Not every bad guy is going to make it obvious that he’s an a-hole who’s bringing you down. Sometimes guys are much subtler in how they break you. If he’s doing any of these 12 things, he’s chipping away at your self-esteem little by little and you need to get out of the relationship before things get worse.
You feel self-conscious about expressing your opinions. Is it down to your own issues, or do you only feel this lack of confidence when talking to your boyfriend specifically? If it’s the latter, then maybe he makes you feel that you’re not important and your thoughts/opinions/feelings don’t matter.
You always do what he wants to do. When last did you go for dinner to your favorite restaurant or see a movie that you were interested in checking out? If you’re always doing things your partner chooses or loves to do, it’s basically his way of saying that he matters more than you so he takes priority.
You’re always first to apologize. You might say this behavior comes down to how you want to keep the peace, but are you sure it’s not because your partner won’t reach out and apologize, maybe because he always thinks he’s right and you’re wrong? You might’ve been brainwashed into thinking this.
You’re the one who compliments him. Genuine compliments are important between people who are dating. They show that you’re still noticing and appreciating your partner. If you’re the one who’s always dishing him compliments but he never returns the behavior, it might start to make you feel unworthy in his eyes.
You’re afraid to share things with him. Excited about a new portrait you painted or a business idea that you can’t wait to pursue? You should feel comfortable to share these with your partner, who’s meant to support you. But your boyfriend doesn’t. Instead, he makes you feel that the ideas are stupid or your creative endeavors aren’t good enough. It might be done in a subtle way, like by asking you tough questions or even just giving you an eye-roll, but it’s enough to dent your self-confidence.
You’re feeling ugly. If you look in the mirror and hate what you see, it could be that you’re insecure or going through a rough patch. But maybe your boyfriend has something to do with it. If he flirts with other women or finds ways to “joke” about your appearance, for example, you could be internalizing his thoughts and opinions.

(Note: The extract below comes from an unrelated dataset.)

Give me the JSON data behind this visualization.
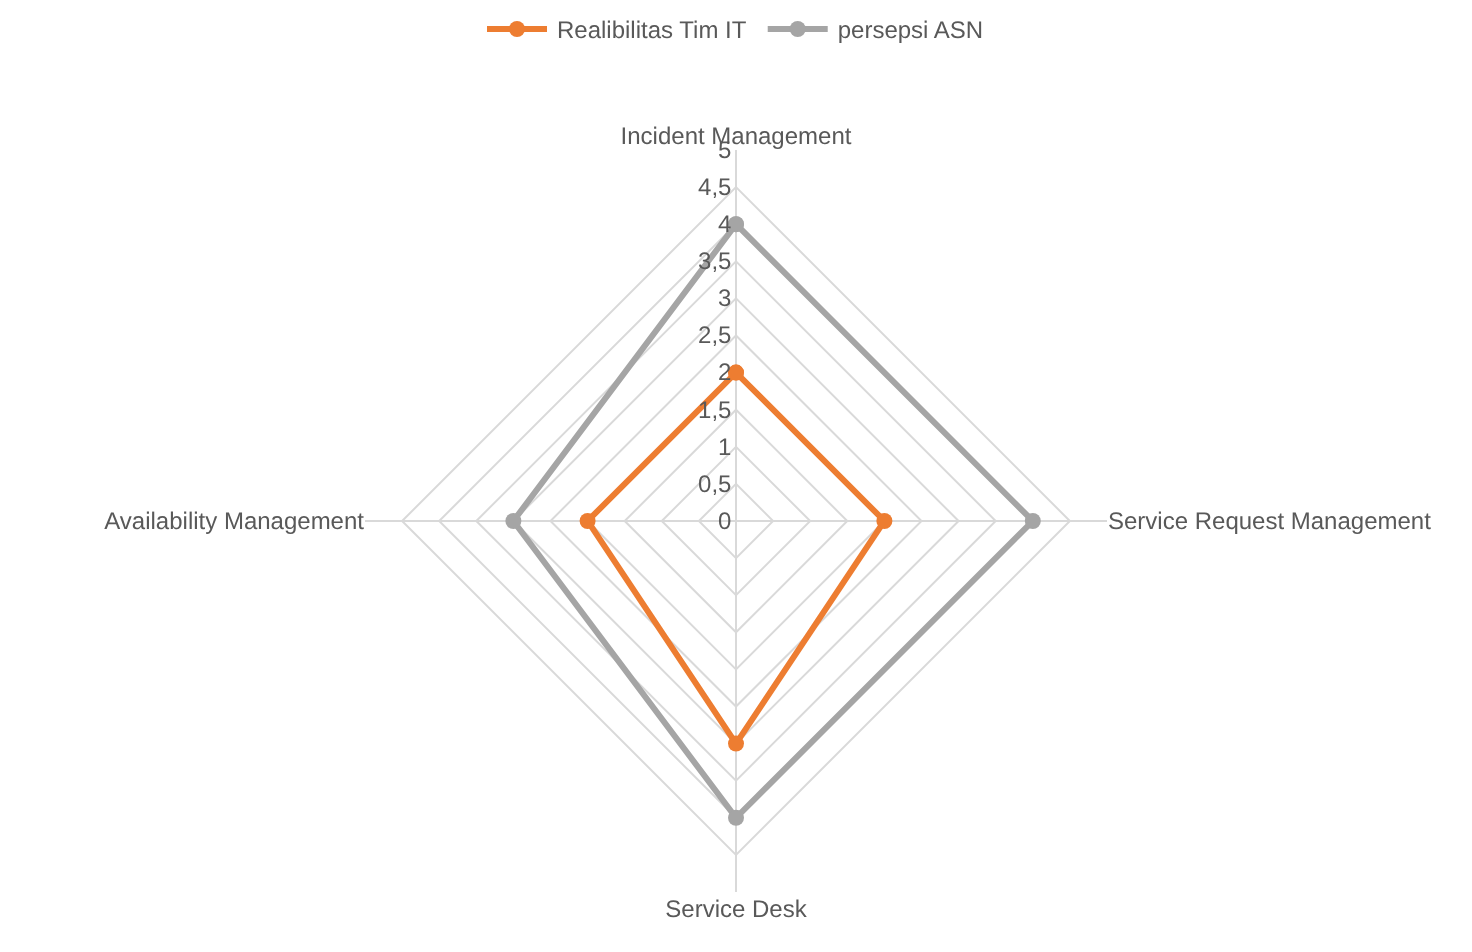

You don’t ask for what you want. Maybe you don’t feel comfortable to tell your boyfriend what you need from the relationship, and that’s a problem. The more you deny your needs, the less confident you’ll feel.
You turn a blind eye. Your boyfriend makes a hurtful comment, and you just try to ignore it. Over time, this will damage your self-esteem. You’ll start to believe that you don’t deserve respect and kindness from him, which is total bullsh*t. This is even more likely to happen if you confront him about how his comments make you feel and he tells you you’re too sensitive or uptight.

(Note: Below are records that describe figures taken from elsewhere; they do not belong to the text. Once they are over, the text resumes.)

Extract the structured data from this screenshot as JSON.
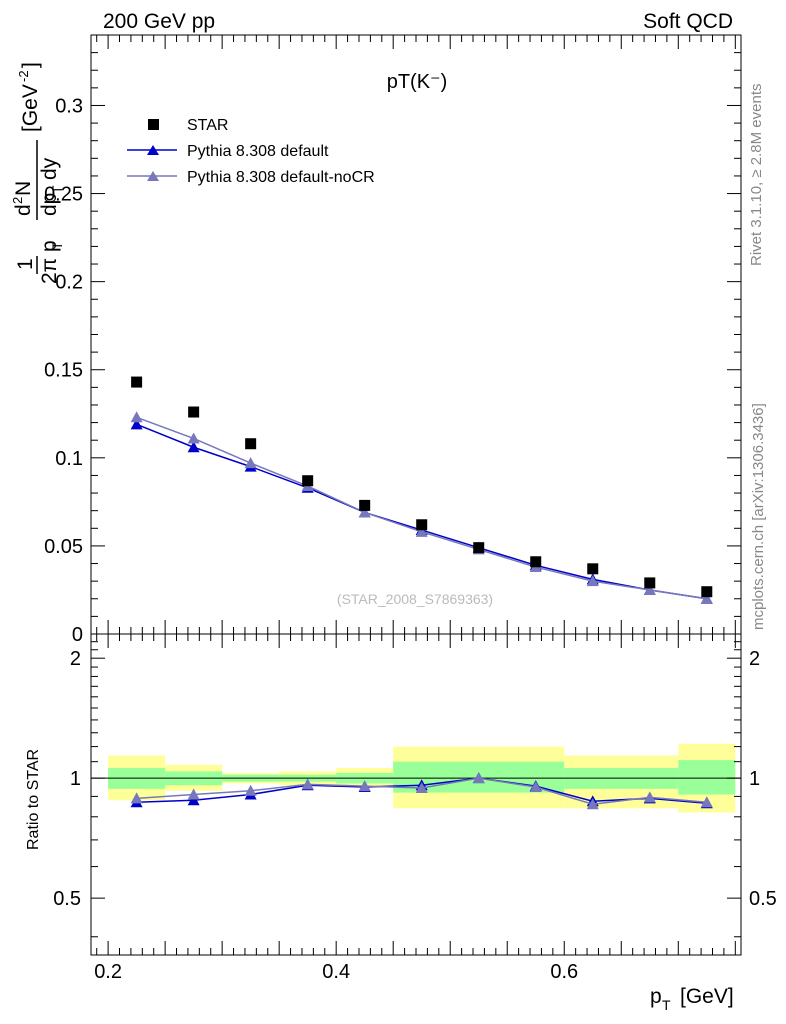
{
  "header": {
    "left": "200 GeV pp",
    "right": "Soft QCD"
  },
  "side_labels": {
    "top": "Rivet 3.1.10, ≥ 2.8M events",
    "bottom": "mcplots.cern.ch [arXiv:1306.3436]"
  },
  "watermark": "(STAR_2008_S7869363)",
  "colors": {
    "data": "#000000",
    "mc1": "#0000cc",
    "mc2": "#7777bb",
    "band_outer": "#ffff99",
    "band_inner": "#99ff99"
  },
  "chart_data": [
    {
      "type": "scatter",
      "title": "pT(K⁻)",
      "ylabel": "1/(2π p_T) d²N/(dp_T dy) [GeV⁻²]",
      "xlabel": "",
      "xlim": [
        0.185,
        0.755
      ],
      "ylim": [
        0,
        0.34
      ],
      "yticks": [
        0,
        0.05,
        0.1,
        0.15,
        0.2,
        0.25,
        0.3
      ],
      "ytick_labels": [
        "0",
        "0.05",
        "0.1",
        "0.15",
        "0.2",
        "0.25",
        "0.3"
      ],
      "legend_position": "top-left",
      "x": [
        0.225,
        0.275,
        0.325,
        0.375,
        0.425,
        0.475,
        0.525,
        0.575,
        0.625,
        0.675,
        0.725
      ],
      "series": [
        {
          "name": "STAR",
          "marker": "square",
          "values": [
            0.143,
            0.126,
            0.108,
            0.087,
            0.073,
            0.062,
            0.049,
            0.041,
            0.037,
            0.029,
            0.024
          ]
        },
        {
          "name": "Pythia 8.308 default",
          "marker": "triangle",
          "values": [
            0.119,
            0.106,
            0.095,
            0.083,
            0.069,
            0.059,
            0.049,
            0.039,
            0.031,
            0.025,
            0.02
          ]
        },
        {
          "name": "Pythia 8.308 default-noCR",
          "marker": "triangle",
          "values": [
            0.123,
            0.111,
            0.097,
            0.084,
            0.069,
            0.058,
            0.048,
            0.038,
            0.03,
            0.025,
            0.02
          ]
        }
      ]
    },
    {
      "type": "line",
      "title": "",
      "ylabel": "Ratio to STAR",
      "xlabel": "p_T [GeV]",
      "xlim": [
        0.185,
        0.755
      ],
      "ylim": [
        0.36,
        2.3
      ],
      "yticks": [
        0.5,
        1,
        2
      ],
      "ytick_labels": [
        "0.5",
        "1",
        "2"
      ],
      "xticks": [
        0.2,
        0.4,
        0.6
      ],
      "xtick_labels": [
        "0.2",
        "0.4",
        "0.6"
      ],
      "x": [
        0.225,
        0.275,
        0.325,
        0.375,
        0.425,
        0.475,
        0.525,
        0.575,
        0.625,
        0.675,
        0.725
      ],
      "bands": [
        {
          "x0": 0.2,
          "x1": 0.25,
          "outer": [
            0.88,
            1.14
          ],
          "inner": [
            0.94,
            1.06
          ]
        },
        {
          "x0": 0.25,
          "x1": 0.3,
          "outer": [
            0.93,
            1.08
          ],
          "inner": [
            0.96,
            1.04
          ]
        },
        {
          "x0": 0.3,
          "x1": 0.35,
          "outer": [
            0.97,
            1.03
          ],
          "inner": [
            0.98,
            1.02
          ]
        },
        {
          "x0": 0.35,
          "x1": 0.4,
          "outer": [
            0.96,
            1.04
          ],
          "inner": [
            0.98,
            1.02
          ]
        },
        {
          "x0": 0.4,
          "x1": 0.45,
          "outer": [
            0.95,
            1.06
          ],
          "inner": [
            0.97,
            1.03
          ]
        },
        {
          "x0": 0.45,
          "x1": 0.6,
          "outer": [
            0.84,
            1.2
          ],
          "inner": [
            0.92,
            1.1
          ]
        },
        {
          "x0": 0.6,
          "x1": 0.7,
          "outer": [
            0.84,
            1.14
          ],
          "inner": [
            0.94,
            1.06
          ]
        },
        {
          "x0": 0.7,
          "x1": 0.75,
          "outer": [
            0.82,
            1.22
          ],
          "inner": [
            0.91,
            1.11
          ]
        }
      ],
      "series": [
        {
          "name": "Pythia 8.308 default",
          "values": [
            0.87,
            0.88,
            0.91,
            0.96,
            0.95,
            0.96,
            1.0,
            0.955,
            0.875,
            0.89,
            0.865
          ]
        },
        {
          "name": "Pythia 8.308 default-noCR",
          "values": [
            0.89,
            0.91,
            0.93,
            0.965,
            0.955,
            0.945,
            1.0,
            0.95,
            0.86,
            0.895,
            0.87
          ]
        }
      ]
    }
  ]
}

You hide your bad days. You don’t feel comfortable with showing your partner your deepest vulnerabilities and feelings, so when you’re having a bad day, you hide it from view. Not only does this suck because it means you’re carrying the emotional burden on your own, but it also means he’s doing something to make you feel it’s not safe to be who you are around him.
You aren’t having fun. Look at how often you feel optimistic and that you’re enjoying yourself in your relationship. If this doesn’t happen regularly – instead, you feel depressed and like nothing’s going right, or perhaps even that you’re to blame for the sad state of your relationship – then something’s wrong. Your relationship dissatisfaction is starting to weigh you down.
Your boyfriend pre-empts your decisions. Before you decide to start a business, your boyfriend mansplains about the things you should do. When you drive, your boyfriend acts like a driving instructor, always telling you what to do or not do. These things might be coated in so-called care for you, but honestly, even though they’re small things they can really make you feel like he thinks you’re unable to think for yourself or that you can’t trust yourself.
Your boyfriend doesn’t really believe you. You tell him something you saw or felt or thought, and he’s quick to express how he doesn’t agree with you or that maybe you imagined it. You might write it off to how you see things differently, but dig a little deeper and you could see that he’s trying to show you he doesn’t believe in, or trust, you. The danger of staying with someone like this is that over time it can start to make you believe him and stop trusting yourself.